Boats, prepare to be rocked. University of Louisville Law Dean Jim Chen has published a paper, A Degree of Practical Wisdom: The Ratio of Educational Debt to Income as a Basic Measurement of Law School Graduates’ Economic Viability, providing a whole lot of math about educational debt, and then a simplified version for the unmathy law crowd:
If you want to be able to pay off your loans while still eating a meal every day, your salary needs to be the size of your law school debt. (Chen actually says that it needs to be three times the size of one year's costs, but it occurred to us that law school is three years, so we simplified the numbers.) If you want to be able to own a home, you need to earn twice that.
A student who holds standard, middle-class expectations in contemporary American culture would probably find it reasonable, at an absolute minimum, to pause and think before incurring a level of debt that forecloses future homeownership.
This... this makes a lot of sense.
Chen takes a look at the typical Louisville grad. In-state tuition is $16,500, so he gives us a rather reasonable amount of $50,000 of student loan debt upon graduation, half the national average. He then adds on a fairly typical amount of undergraduate debt, $25,000, giving a total debt load at graduation of $75,000.
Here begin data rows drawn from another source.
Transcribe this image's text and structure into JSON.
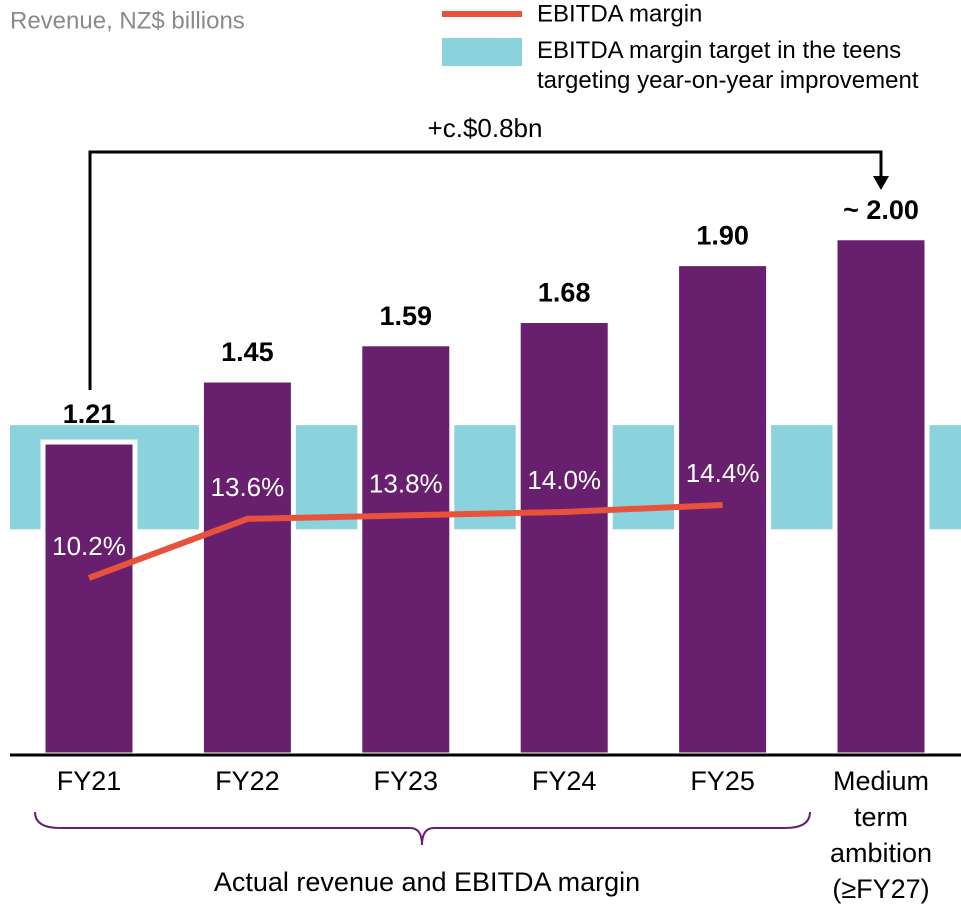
{
  "chart_data": {
    "type": "bar",
    "y_label": "Revenue, NZ$ billions",
    "categories": [
      "FY21",
      "FY22",
      "FY23",
      "FY24",
      "FY25",
      "Medium term ambition (≥FY27)"
    ],
    "values": [
      1.21,
      1.45,
      1.59,
      1.68,
      1.9,
      2.0
    ],
    "value_labels": [
      "1.21",
      "1.45",
      "1.59",
      "1.68",
      "1.90",
      "~ 2.00"
    ],
    "color": "#68206e",
    "ylim": [
      0,
      2.9
    ],
    "y2lim": [
      0,
      43.2
    ],
    "line_series": {
      "type": "line",
      "name": "EBITDA margin",
      "color": "#e8523a",
      "axis": "y2",
      "values": [
        10.2,
        13.6,
        13.8,
        14.0,
        14.4,
        null
      ],
      "value_labels": [
        "10.2%",
        "13.6%",
        "13.8%",
        "14.0%",
        "14.4%",
        null
      ]
    },
    "band": {
      "name": "EBITDA margin target in the teens targeting year-on-year improvement",
      "color": "#8ad3dc",
      "axis": "y2",
      "range": [
        13,
        19
      ]
    },
    "annotations": [
      "+c.$0.8bn",
      "Actual revenue and EBITDA margin"
    ]
  }
}
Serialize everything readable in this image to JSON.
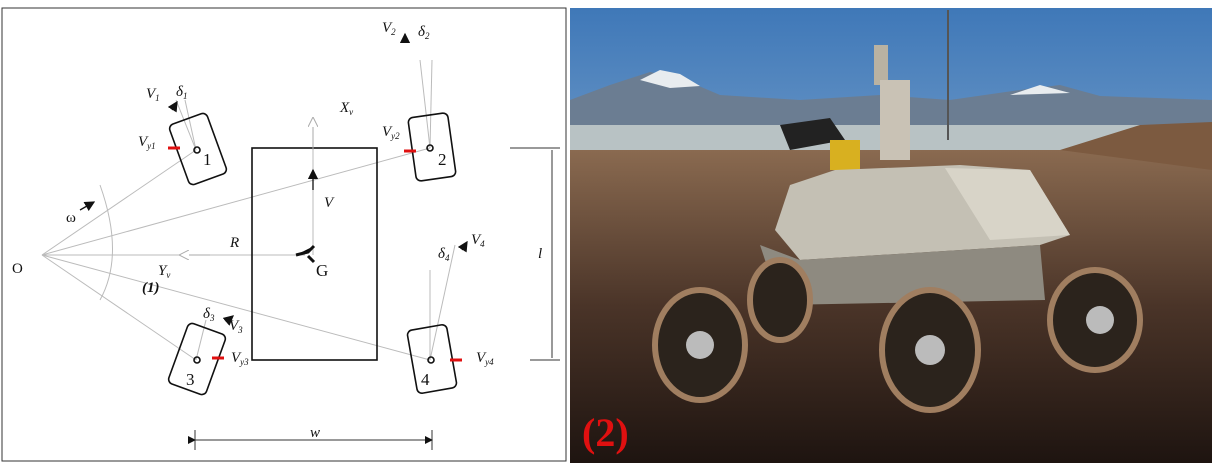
{
  "panels": [
    {
      "label": "(1)"
    },
    {
      "label": "(2)"
    }
  ],
  "diagram": {
    "origin": "O",
    "center": "G",
    "radius": "R",
    "width": "w",
    "length": "l",
    "omega": "ω",
    "velocity": "V",
    "axes": {
      "x": {
        "base": "X",
        "sub": "v"
      },
      "y": {
        "base": "Y",
        "sub": "v"
      }
    },
    "wheels": [
      {
        "number": "1",
        "steer": {
          "base": "δ",
          "sub": "1"
        },
        "speed": {
          "base": "V",
          "sub": "1"
        },
        "lateral": {
          "base": "V",
          "sub": "y1"
        }
      },
      {
        "number": "2",
        "steer": {
          "base": "δ",
          "sub": "2"
        },
        "speed": {
          "base": "V",
          "sub": "2"
        },
        "lateral": {
          "base": "V",
          "sub": "y2"
        }
      },
      {
        "number": "3",
        "steer": {
          "base": "δ",
          "sub": "3"
        },
        "speed": {
          "base": "V",
          "sub": "3"
        },
        "lateral": {
          "base": "V",
          "sub": "y3"
        }
      },
      {
        "number": "4",
        "steer": {
          "base": "δ",
          "sub": "4"
        },
        "speed": {
          "base": "V",
          "sub": "4"
        },
        "lateral": {
          "base": "V",
          "sub": "y4"
        }
      }
    ]
  }
}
Chen also provides three normal starting incomes for Louisville law grads, $36,000, $48,000, and $60,000, for public sector lawyers, grads employed in non-law business positions, and lawyers employed in private practice. So, even at the high mark, a Louisville grad earns only 80% of what he needs to comfortably service his loans. He earns 40% of what he will need if he wants to buy a house. 40%. Forty. Per. Cent. If his income were to double, it would not be enough.
Mark Kantrowitz, founder of finaid.org, suggests this “rule of thumb”: educational debt should never exceed starting annual salary. Ideally, Mr. Kantrowitz advises, debt should be no more than half of the borrower’s annual salary after graduation.
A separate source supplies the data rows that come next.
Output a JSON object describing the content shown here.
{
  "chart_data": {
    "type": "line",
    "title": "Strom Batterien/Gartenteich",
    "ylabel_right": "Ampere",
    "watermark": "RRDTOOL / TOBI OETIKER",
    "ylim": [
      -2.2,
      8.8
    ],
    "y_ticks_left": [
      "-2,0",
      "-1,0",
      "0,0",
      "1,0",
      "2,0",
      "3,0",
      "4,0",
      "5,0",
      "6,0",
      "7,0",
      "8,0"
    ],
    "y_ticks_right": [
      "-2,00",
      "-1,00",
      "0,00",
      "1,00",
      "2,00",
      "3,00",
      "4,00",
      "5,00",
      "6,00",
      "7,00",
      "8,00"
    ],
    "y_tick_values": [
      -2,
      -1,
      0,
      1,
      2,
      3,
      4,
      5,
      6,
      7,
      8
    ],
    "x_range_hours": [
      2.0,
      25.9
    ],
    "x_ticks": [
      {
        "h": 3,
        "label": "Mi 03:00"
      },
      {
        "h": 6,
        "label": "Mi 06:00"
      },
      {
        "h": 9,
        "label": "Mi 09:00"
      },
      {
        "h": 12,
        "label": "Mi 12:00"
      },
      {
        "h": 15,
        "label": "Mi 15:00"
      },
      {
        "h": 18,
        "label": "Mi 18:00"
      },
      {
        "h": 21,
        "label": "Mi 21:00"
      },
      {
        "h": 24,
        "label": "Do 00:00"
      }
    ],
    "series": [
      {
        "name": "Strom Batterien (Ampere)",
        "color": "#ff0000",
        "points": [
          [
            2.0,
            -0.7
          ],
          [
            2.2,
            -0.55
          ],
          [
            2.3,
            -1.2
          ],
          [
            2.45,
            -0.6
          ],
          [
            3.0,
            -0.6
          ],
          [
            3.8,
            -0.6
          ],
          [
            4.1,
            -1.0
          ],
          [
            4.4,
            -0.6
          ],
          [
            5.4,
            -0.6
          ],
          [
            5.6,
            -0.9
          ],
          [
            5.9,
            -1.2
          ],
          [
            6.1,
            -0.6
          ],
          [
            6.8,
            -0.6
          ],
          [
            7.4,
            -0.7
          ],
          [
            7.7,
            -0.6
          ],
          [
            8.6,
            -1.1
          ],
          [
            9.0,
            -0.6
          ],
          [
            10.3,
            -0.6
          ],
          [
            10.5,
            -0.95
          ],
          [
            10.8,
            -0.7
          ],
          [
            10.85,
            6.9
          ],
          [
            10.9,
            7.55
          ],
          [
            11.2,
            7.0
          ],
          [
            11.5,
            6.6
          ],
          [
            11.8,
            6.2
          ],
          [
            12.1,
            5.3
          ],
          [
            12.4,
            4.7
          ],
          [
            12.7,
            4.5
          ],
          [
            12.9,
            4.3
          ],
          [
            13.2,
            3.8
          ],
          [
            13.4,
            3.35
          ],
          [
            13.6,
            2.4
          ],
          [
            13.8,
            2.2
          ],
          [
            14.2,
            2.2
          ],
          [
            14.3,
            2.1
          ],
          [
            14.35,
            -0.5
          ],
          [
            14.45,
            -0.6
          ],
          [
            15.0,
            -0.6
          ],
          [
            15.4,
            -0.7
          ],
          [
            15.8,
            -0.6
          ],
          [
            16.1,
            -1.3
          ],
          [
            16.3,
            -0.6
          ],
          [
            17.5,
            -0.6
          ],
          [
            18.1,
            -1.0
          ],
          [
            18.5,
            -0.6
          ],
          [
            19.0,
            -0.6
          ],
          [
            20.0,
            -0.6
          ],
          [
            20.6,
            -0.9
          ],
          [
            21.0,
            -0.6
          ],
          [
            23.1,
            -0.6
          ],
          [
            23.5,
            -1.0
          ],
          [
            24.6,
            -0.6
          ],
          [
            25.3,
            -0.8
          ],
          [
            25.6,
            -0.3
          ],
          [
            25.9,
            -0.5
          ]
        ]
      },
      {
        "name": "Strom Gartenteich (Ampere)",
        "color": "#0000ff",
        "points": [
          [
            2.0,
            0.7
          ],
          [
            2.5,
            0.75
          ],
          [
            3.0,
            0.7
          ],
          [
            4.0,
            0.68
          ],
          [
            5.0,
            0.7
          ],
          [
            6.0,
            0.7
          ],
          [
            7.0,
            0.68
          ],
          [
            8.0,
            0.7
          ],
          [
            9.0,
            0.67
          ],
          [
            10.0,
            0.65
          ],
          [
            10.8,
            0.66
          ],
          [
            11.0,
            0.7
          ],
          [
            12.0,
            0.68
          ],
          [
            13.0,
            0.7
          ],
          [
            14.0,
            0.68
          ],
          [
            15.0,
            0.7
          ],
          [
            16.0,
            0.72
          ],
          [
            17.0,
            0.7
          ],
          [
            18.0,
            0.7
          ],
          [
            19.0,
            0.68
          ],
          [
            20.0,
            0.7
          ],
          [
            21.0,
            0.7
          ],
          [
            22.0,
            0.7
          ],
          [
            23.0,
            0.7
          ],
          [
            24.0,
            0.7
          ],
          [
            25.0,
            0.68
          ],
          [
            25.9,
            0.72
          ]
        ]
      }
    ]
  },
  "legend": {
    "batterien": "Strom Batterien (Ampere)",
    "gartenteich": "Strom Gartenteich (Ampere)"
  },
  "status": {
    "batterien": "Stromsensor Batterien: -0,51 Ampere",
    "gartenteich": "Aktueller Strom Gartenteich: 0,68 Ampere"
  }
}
No more than half? So, if you want to be a public defender, and start with $25,000 of undegraduate debt, you should give up your hopes of becoming a public defender.
Now, let's turn away from the football deficient state of Kentucky, and turn towards New York. BL1Y's expenses at NYU, to be precise. Combining some extremely high tuition, a high cost of living, bar loans, and subtracting $25,000 of scholarship money, BL1Y graduates with $185,000 in debt, all from law school (no undergrad).
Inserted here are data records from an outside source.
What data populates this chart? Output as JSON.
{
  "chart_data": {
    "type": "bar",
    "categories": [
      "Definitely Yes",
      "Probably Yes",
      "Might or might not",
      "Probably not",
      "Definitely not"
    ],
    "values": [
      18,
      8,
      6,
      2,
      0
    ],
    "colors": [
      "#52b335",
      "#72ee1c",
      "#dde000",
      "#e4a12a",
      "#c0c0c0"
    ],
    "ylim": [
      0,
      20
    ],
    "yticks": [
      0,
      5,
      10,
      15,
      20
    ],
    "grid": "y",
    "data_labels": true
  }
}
Using Kantrowitz's rule of never taking on more debt than your starting salary, and BL1Y's starting salary being the high end market rate of $160,000, BL1Y ought to go ahead and kill himself.
If we look at Kantrowitz's ideal level of only taking on half your starting salary in debt, BL1Y would need to have found a job that paid first years $370,000. 7th year associates in Big Law earn $250,000-$280,000.
So, if you're paying full freight and taking on this level of debt, you need to make sure that your starting position, fresh out of law school, is as a Big Law income partner. Of course, the market is not trending towards starting law grads out as partners. The partnership route is in fact being pushed further and further down the road, with attrition rates well over 90%, putting even that $250,000 paycheck out of reach for most. According to Forbes, the median mid-career salary for an NYU graduate is $204,000.
Dean Chen's paper will appear in the William Mitchell Law Review.